Tamis was een wetenschapsmens. Na afronding van zijn studies heeft hij zijn hele verdere leven Heilige Schrift gedoceerd in de theologische faculteiten van Amsterdam en Utrecht en publiceerde artikelen o.a. in het tijdschrift “Schrift”, “Getuigenis” en “Tijdschrift voor Verkondiging”. Zijn speciale aandacht ging uit naar de profeet Habakuk. In een ‘In Memoriam’ tijdens de avondwake in het missiehuis te Cadier en Keer, de avond voor zijn begrafenis, zei overste van Frankenhuijsen hierover:
“Jaren lang werkte Tamis aan een thesis die uitging van een taalkundige analyse van de tekst in de oorspronkelijke taal waarin Habakuk zijn profetieën geschreven had, het Urdu. Dit was zo’n gespecialiseerd onderwerp, dat Tamis er niet in slaagde om wetenschappers te vinden, die als promotors voor zijn konden fungeren. Dan is het wonderlijk dat Tamis bij, wat ons leken een stoffige oude profeet leek, een zeer eigentijdse boodschap vond van gerechtigheid en vrede, zoals blijkt uit de artikelen, die hij daaraan wijdde.”

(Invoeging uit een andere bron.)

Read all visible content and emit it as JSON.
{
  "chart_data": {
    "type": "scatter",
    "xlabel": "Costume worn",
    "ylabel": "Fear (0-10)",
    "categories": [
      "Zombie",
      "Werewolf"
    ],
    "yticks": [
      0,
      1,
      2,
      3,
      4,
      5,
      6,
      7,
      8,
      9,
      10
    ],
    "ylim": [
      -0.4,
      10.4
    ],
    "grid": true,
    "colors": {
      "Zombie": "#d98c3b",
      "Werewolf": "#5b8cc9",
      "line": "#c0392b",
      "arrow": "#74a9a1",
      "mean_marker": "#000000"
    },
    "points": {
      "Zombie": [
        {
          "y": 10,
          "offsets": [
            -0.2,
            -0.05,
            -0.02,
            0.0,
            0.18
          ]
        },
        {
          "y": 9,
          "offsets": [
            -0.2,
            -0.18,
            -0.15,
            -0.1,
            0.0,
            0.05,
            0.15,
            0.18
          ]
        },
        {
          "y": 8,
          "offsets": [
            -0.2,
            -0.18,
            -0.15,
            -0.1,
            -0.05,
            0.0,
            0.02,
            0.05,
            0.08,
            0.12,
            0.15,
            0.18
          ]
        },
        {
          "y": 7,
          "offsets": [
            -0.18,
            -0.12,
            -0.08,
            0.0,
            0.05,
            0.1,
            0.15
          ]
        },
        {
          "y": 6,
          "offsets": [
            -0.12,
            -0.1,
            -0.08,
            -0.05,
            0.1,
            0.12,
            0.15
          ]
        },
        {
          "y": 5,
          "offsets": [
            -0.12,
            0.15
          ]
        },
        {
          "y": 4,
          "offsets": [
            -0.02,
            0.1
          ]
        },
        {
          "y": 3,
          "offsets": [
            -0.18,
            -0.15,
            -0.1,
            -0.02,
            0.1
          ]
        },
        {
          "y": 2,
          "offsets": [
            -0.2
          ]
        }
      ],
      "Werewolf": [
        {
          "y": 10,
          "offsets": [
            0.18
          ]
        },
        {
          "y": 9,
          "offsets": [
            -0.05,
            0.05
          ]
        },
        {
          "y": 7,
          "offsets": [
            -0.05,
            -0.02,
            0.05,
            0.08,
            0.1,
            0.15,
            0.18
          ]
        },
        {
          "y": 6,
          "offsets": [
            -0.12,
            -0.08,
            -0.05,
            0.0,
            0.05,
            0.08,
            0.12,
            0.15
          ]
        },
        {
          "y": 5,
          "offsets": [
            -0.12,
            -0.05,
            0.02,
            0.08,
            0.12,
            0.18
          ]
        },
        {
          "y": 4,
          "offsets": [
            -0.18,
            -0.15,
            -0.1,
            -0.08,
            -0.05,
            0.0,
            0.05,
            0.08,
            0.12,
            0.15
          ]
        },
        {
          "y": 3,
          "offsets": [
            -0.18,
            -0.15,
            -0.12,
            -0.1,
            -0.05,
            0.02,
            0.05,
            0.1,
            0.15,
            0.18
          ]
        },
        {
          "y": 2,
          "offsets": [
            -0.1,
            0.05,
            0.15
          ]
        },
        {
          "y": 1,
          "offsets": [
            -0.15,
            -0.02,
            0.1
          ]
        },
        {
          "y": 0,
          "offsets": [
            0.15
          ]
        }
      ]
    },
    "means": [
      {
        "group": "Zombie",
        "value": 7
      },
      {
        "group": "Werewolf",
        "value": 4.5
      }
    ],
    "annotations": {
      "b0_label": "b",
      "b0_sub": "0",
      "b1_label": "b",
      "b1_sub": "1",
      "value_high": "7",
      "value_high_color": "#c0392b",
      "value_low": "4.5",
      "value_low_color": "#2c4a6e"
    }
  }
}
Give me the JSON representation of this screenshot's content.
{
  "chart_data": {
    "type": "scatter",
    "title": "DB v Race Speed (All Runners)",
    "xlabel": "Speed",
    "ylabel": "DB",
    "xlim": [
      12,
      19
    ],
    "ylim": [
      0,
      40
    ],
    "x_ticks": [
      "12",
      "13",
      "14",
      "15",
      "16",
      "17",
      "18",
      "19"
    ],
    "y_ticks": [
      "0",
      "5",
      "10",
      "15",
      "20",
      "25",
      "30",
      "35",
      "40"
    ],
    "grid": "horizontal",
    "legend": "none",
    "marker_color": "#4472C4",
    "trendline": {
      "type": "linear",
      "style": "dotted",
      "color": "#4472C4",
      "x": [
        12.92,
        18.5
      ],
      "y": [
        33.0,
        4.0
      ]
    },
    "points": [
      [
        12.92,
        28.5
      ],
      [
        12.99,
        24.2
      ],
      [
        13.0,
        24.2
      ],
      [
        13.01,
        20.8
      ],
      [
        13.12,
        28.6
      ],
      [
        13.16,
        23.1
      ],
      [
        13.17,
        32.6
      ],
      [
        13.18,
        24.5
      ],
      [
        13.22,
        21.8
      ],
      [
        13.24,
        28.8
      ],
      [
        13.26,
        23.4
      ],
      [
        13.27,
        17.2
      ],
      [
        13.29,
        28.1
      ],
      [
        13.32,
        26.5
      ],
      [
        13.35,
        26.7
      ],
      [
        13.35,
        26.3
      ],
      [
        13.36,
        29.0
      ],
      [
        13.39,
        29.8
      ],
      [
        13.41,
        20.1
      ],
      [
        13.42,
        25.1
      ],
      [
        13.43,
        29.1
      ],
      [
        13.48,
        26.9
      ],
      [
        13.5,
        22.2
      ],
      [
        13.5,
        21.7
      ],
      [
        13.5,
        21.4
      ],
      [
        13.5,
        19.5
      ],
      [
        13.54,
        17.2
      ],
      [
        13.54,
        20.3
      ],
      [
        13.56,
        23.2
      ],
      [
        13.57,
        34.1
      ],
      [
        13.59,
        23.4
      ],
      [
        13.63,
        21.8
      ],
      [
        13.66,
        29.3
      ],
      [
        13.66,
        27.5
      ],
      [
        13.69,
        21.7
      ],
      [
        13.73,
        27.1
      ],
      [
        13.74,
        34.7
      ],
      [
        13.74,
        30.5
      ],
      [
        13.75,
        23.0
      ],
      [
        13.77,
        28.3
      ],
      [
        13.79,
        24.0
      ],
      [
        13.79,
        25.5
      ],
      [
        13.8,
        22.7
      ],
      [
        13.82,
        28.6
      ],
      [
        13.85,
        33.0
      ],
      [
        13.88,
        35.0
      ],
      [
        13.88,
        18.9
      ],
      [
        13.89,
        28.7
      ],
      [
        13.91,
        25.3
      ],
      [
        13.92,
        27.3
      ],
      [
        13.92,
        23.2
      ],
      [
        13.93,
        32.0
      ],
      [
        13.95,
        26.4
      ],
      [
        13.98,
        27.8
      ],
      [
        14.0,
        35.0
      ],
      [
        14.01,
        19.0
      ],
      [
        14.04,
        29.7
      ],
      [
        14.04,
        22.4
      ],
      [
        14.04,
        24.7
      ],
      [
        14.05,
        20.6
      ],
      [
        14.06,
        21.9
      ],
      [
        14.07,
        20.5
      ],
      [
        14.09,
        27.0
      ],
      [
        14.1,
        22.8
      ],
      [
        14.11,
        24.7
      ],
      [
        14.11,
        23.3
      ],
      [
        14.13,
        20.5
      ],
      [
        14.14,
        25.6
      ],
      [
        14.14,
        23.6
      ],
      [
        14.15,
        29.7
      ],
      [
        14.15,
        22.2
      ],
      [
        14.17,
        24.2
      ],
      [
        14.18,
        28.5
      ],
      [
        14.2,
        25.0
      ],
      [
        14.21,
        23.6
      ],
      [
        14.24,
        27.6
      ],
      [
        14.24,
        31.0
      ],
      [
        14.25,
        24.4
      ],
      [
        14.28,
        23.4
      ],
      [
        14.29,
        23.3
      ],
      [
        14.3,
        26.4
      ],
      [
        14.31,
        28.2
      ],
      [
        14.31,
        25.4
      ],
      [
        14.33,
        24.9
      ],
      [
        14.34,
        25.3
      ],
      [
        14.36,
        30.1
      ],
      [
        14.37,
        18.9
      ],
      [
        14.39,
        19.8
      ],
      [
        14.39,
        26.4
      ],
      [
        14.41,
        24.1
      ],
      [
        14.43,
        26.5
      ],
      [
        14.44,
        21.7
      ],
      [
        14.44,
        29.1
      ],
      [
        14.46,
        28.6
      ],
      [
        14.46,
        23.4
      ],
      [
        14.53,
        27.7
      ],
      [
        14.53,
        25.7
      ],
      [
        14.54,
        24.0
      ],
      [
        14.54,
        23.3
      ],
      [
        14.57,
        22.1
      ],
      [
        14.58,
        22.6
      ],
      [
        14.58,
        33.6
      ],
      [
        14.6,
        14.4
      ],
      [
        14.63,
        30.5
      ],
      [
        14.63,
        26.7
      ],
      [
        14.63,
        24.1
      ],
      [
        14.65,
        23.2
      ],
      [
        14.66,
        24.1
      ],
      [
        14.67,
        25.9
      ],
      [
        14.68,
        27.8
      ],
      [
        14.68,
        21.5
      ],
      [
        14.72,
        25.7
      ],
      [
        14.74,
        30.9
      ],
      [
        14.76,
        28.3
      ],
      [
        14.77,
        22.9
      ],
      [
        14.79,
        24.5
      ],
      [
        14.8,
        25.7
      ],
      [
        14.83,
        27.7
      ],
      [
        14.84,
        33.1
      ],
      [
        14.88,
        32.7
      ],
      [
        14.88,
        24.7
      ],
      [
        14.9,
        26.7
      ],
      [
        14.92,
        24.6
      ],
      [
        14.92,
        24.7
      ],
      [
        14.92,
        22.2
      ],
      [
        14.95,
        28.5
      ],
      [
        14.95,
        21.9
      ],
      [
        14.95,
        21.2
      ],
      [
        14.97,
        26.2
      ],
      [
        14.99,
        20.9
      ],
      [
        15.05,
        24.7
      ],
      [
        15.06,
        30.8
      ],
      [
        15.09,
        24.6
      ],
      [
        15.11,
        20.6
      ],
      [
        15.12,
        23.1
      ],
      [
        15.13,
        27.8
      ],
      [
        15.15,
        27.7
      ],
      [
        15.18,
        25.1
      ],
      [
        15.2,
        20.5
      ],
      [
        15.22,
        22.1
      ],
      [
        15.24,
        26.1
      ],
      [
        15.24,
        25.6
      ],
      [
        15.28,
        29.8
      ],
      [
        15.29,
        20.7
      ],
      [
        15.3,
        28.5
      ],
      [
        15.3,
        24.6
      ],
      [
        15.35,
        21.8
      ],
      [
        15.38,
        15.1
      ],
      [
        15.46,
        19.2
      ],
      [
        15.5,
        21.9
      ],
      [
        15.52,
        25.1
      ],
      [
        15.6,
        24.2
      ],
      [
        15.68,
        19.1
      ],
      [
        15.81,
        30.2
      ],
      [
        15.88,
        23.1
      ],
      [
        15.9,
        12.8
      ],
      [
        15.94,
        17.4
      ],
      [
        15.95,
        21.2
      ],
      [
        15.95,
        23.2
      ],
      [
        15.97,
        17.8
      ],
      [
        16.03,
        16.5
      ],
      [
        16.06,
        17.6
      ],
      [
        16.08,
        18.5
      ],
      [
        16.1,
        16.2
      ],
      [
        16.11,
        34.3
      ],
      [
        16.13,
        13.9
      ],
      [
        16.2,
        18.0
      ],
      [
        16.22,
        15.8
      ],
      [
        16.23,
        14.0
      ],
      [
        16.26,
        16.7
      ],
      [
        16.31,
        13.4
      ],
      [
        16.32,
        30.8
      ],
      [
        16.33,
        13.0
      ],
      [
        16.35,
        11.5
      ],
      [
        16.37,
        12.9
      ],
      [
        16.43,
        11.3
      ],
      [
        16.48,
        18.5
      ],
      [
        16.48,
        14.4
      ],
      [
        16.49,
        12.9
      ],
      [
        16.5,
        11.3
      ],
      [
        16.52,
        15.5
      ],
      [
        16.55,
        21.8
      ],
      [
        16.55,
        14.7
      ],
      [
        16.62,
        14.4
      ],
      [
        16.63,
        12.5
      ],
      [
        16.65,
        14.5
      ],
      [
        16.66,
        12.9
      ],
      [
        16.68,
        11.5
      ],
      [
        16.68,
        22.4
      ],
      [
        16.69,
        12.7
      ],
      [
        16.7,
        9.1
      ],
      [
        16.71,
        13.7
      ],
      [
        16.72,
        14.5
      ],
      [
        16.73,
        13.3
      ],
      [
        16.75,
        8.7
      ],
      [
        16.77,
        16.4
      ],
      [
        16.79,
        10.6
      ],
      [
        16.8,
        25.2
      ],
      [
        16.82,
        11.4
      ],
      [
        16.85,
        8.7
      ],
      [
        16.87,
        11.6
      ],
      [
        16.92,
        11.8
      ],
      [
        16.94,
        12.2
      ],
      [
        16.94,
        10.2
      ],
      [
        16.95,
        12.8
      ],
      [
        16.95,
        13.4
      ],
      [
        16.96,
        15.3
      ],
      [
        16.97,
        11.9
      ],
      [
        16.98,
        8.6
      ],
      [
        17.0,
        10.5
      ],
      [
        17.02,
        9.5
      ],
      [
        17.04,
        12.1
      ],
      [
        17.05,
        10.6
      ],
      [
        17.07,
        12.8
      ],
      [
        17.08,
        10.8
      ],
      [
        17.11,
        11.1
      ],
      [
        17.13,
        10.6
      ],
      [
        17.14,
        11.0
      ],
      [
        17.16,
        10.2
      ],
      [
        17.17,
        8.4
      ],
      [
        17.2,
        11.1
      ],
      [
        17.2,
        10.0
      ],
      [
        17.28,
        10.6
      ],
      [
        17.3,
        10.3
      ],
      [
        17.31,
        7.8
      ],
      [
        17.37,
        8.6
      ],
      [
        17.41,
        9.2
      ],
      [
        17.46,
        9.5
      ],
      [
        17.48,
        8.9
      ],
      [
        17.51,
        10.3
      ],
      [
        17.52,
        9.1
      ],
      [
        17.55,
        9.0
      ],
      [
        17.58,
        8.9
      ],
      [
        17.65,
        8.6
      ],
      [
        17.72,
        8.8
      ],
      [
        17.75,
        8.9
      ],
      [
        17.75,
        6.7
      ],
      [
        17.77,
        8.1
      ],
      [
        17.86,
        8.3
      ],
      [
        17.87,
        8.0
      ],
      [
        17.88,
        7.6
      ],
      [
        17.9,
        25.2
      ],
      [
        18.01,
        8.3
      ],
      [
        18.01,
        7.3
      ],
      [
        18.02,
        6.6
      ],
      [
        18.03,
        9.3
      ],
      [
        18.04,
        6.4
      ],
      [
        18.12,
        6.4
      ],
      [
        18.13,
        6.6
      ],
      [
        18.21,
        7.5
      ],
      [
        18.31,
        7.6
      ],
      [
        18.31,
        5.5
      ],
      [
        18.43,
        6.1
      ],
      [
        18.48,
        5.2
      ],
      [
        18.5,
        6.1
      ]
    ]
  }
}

In 1977 verscheen van zijn hand bij uitgeverij Kok in Kampen in de reeks ‘Verklaring van een bijbelgedeelte” het boekje “Habakuk” met als ondertitel: “Dertien brieven aan een profeet”.
Van zijn leermeester pater Frits van Trigt erfde hij misschien een liefde voor het gesproken woord en een grote waardering van de poëtische en kunstzinnige achtergrond van de H. Schrift, doch ook zijn belangstelling voor kunst in het algemeen. Naast bijbelgeleerde was Tamis ook een veelzijdig beeldend kunstenaar en illustreerde vaak zelf de artikelen die hij schreef, of de boeken en artikelen van vrienden.
Provinciaal Pijpers schilderde Tamis als een gemoedelijke mens, die niet alleen de Schrift met enthousiasme kon onderwijzen of bediscussiëren, maar ook de inhoud en geest ervan door zijn eigen stijl van leven kon uitdragen.
“Als je bij hem op bezoek kwam en je moest nestelen temidden van de honderden, zo niet duizenden boeken en de vele schilderwerken die hij daar ook had, dan voelde je gewoon, dat je bij een bijzonder mens op bezoek kwam. Het gewone van deze bijzondere man maakte hem zo speciaal, zo bijzonder. Niet pochend op zijn enorme en erudiete kennis, maar als iemand die het Woord van de Bijbel onderwees, beleefde en beleed. Dat deed hij op zijn eigen wijze, onder verschillende omstandigheden, op vele en verschillende manieren.”.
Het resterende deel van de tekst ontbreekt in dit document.